Mag. Caroline Wanner, geboren in Wien, ist Klinische Psychologin, Gesundheitspsychologin und Psychotherapeutin in Verhaltenstherapie und Klinischer Hypnose. 2004-2005 arbeitete sie in einer Rehabilitationsstätte für autistische, psychotische und wahrnehmungsgestörte Kinder und Jugendliche, von 2005-2011 als Einrichtungsleiterin einer betreuten Wohneinheit für geistig behinderte Menschen. Seit bald 15 Jahren ist sie selbstständig in freier Praxis tätig. Ihre Behandlungsschwerpunkte sind Ängste und Depressionen.

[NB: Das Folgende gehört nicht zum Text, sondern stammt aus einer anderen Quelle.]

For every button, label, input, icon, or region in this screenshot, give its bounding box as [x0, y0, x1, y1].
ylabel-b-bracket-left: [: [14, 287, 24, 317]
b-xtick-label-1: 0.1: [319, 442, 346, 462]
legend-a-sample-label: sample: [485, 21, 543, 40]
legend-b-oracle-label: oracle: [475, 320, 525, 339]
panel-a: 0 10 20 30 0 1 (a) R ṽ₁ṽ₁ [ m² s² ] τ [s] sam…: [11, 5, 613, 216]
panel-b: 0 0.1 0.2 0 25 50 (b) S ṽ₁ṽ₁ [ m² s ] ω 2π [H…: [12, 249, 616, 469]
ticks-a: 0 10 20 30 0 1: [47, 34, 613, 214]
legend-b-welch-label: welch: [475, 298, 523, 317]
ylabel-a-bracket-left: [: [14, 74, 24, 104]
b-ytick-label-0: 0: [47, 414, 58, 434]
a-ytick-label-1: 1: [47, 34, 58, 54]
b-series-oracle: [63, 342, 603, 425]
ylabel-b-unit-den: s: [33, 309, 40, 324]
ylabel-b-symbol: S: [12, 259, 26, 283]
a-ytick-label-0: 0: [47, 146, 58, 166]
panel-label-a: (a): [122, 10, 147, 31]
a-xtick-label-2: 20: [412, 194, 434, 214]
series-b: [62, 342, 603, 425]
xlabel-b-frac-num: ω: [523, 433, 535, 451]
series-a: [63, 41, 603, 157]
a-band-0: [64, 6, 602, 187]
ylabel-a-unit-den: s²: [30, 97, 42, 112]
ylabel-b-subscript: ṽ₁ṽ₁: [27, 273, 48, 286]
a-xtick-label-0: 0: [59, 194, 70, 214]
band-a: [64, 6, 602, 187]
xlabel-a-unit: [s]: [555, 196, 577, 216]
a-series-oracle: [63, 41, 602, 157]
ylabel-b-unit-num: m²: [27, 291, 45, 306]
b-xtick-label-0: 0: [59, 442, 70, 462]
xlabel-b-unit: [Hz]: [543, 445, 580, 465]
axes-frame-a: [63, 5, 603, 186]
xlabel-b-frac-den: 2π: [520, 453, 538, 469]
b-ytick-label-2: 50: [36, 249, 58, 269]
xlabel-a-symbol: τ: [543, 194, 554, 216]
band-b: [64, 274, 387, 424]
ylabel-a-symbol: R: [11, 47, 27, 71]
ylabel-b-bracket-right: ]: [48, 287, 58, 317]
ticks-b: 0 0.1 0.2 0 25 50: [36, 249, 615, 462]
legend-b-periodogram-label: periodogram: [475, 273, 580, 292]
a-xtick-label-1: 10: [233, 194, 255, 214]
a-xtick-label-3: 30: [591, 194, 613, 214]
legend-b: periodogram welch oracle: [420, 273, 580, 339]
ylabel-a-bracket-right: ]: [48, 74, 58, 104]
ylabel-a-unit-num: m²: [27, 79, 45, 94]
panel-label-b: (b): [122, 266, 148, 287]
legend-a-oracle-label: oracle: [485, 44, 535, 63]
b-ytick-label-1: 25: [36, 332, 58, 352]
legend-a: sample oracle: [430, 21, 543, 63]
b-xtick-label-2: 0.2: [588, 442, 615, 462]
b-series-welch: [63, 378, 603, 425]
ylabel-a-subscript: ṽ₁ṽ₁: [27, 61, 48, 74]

Ihre bevorzugte PatientInnengruppe sind Kinder und Jugendliche. Durch ihre Arbeit mit und am Patienten kann sie auf einen großen Erfahrungsschatz zurückgreifen. Ihre Leidenschaft war schon während des Studiums das Schreiben, dazu veröffentlichte sie mehrere Kurztexte zu aktuell brisanten Themen auf Facebook und Instagram. Eine Sammlung ihrer biografischen Kurztexte veröffentlichte sie 2018 bei Kindle unter dem Titel „Emotional talk“. Caroline ist leidenschaftlich Mutter und Single, das nicht so gerne, zumindest solange Sina noch mit ihr Zeit verbringen möchte. ☺ Wir reisen gerne, zum Beispiel auf den Spuren von J.K.Rowling und hoffentlich bald Amerika.